Since then God has placed a multitude of people in my presence that has helped to further me in His plan. So many instances to recall, more than I want to share in this post anyway. Had I not moved to Phoenix, I do not know if I would have grown in my faith in ways that I have, and I do not know if I would have ended up asking for Him to use me in the way He is, by guiding me into The World Race. Anyways back to my point. 

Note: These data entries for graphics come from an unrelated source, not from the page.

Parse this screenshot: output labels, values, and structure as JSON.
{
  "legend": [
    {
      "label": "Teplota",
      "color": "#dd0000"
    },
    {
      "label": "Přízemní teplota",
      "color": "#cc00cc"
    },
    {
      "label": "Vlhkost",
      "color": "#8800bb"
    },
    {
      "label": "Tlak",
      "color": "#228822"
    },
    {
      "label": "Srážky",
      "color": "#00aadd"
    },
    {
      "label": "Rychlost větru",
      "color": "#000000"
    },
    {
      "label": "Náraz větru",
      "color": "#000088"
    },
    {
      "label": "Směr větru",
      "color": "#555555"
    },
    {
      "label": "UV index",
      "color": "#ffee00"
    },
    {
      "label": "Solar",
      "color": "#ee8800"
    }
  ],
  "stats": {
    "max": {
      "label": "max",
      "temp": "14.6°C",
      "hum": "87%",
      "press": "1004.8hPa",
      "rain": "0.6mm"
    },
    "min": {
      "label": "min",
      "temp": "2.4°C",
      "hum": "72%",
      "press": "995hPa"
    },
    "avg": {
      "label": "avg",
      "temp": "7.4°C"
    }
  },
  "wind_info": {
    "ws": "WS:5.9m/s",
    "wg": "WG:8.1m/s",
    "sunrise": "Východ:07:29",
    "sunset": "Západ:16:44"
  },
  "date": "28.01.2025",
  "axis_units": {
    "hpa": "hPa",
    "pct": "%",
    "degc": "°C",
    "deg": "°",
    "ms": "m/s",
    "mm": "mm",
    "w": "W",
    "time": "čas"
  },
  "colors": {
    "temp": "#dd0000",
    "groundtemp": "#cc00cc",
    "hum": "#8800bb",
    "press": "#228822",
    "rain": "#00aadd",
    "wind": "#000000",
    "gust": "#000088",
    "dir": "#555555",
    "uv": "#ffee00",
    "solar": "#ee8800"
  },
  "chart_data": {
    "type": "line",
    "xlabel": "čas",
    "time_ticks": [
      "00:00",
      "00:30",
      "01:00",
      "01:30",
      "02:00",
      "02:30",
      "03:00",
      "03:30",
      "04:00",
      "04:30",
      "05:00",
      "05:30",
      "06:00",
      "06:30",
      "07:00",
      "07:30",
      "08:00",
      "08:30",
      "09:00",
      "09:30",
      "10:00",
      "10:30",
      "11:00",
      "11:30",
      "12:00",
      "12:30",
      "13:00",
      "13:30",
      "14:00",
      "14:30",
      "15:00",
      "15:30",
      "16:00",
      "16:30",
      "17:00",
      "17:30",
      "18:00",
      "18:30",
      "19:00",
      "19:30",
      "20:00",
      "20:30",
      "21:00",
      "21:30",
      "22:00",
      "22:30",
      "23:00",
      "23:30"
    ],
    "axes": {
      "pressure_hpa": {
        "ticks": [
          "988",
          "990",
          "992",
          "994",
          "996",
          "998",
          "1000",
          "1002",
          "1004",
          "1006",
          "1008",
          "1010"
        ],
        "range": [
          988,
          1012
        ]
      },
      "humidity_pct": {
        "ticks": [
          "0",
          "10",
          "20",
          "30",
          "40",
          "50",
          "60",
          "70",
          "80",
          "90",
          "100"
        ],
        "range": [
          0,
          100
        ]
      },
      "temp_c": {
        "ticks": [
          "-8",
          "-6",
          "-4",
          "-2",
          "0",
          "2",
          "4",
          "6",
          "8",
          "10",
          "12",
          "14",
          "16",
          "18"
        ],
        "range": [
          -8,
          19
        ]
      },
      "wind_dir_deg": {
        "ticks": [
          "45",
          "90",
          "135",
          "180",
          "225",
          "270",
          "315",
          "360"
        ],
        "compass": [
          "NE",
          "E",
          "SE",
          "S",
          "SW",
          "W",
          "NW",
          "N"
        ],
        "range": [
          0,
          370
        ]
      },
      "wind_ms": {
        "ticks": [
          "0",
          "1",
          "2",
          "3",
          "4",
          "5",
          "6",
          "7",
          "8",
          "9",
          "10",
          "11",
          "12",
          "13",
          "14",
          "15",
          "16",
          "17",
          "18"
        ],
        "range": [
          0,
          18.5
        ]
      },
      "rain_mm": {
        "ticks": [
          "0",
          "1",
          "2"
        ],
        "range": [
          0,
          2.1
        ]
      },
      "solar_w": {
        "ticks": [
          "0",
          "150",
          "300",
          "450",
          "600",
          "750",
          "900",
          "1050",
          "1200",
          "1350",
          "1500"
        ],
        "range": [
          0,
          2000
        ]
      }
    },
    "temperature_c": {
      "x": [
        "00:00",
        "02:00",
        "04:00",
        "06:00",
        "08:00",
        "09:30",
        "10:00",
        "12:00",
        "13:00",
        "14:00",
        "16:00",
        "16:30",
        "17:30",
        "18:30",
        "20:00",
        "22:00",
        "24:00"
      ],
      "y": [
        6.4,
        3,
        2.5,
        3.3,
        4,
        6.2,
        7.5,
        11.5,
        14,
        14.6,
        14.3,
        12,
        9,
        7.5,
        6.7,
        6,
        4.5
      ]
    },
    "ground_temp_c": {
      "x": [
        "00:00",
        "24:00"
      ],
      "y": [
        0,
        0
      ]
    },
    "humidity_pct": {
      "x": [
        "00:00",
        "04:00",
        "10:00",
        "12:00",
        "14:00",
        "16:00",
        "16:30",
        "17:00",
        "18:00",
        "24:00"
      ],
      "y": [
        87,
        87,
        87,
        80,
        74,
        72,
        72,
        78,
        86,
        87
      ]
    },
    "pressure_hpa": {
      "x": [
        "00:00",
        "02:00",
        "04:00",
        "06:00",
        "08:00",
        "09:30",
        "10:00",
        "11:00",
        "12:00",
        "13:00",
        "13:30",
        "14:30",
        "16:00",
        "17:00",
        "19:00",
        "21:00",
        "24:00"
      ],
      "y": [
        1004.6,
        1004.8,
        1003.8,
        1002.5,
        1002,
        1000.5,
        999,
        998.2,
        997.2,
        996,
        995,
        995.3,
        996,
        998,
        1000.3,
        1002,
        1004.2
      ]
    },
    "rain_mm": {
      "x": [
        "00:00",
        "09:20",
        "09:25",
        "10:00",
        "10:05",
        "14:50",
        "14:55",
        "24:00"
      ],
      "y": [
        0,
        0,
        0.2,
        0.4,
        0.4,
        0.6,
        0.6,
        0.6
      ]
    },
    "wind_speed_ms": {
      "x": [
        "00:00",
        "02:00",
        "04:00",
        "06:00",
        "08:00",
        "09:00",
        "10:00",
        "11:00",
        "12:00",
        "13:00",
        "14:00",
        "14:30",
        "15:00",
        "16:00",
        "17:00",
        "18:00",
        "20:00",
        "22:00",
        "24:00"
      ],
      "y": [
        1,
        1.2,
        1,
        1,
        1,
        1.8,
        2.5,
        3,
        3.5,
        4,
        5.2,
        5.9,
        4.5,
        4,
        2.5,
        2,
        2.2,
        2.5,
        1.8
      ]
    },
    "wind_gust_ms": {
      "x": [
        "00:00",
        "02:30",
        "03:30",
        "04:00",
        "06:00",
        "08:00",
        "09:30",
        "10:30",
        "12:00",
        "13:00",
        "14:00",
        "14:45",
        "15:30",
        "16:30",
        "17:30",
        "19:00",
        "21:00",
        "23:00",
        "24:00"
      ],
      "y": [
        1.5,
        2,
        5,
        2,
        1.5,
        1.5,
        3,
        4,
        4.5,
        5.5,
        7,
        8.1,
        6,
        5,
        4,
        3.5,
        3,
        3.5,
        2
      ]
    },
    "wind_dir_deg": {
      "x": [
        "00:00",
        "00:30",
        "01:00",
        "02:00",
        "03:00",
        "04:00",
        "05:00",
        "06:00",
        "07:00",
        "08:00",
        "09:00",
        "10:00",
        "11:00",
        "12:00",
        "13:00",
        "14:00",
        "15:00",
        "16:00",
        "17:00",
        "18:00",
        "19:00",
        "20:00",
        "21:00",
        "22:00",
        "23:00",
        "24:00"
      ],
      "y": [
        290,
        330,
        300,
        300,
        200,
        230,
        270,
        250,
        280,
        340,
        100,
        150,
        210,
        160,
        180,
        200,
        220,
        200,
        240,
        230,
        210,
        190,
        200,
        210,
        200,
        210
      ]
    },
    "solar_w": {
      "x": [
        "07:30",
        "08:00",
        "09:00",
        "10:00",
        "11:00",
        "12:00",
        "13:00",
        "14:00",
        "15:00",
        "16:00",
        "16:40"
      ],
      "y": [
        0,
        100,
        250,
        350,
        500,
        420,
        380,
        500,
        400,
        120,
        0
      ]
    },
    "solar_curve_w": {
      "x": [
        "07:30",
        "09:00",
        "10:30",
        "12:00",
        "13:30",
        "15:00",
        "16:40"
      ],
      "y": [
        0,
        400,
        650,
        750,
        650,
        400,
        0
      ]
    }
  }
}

I will never forget that moment while reading Acts. Our Heavenly Father wants nothing but a loving relationship with us all. Even though I wasn’t seeking Him during my times of difficulty, He sought me, He cared for me, He loved me. He is doing this for all who do not know Him and to those of us who do know Him, but still aren’t seeking Him as faithfully as maybe they should. Though I had already been Baptized in the name of Jesus Christ, He made it completely obvious He sought an even more personal and intimate relationship with me than what I was currently offering to Him. He seeks that relationship with us all. This is the true love we are seeking my friends. For me, many times in my past I have denied seeking someone, caring for someone, loving someone because I thought they may have been distant. After experiencing this love and comfort from Him during times I may not have deserved it, I can no longer deny that love to another. For who am I to deny that love to someone? If He who is everything, willingly gives that constant love to all no matter their circumstance, so shall I. 

My friends I pray that those of you who are doubtful, fearful or hurting in any way, start to realize He is there with you. If you think even the smallest sign may be the presence of Him, acknowledge it, for He does ALL things small and large. We all have to start somewhere. The more we recognize the slight presence of Him in our lives, as our faith in Him grows, He will start to reveal His larger presence. This intimacy is like no other, the Psalmist has it right in Psalm 34:8 “O taste and see that the Lord is good”. And if you have yet to know our Lord and Savior Jesus Christ, I pray you come to know Him. Even if your current faith in Him isn’t as strong as it could be, He is still there giving the guidance you need. In some way He has sent a message to care for you, in some way He is trying to show you His love. I promise you this, He never fails. Start looking for the smallest sign. He always knows.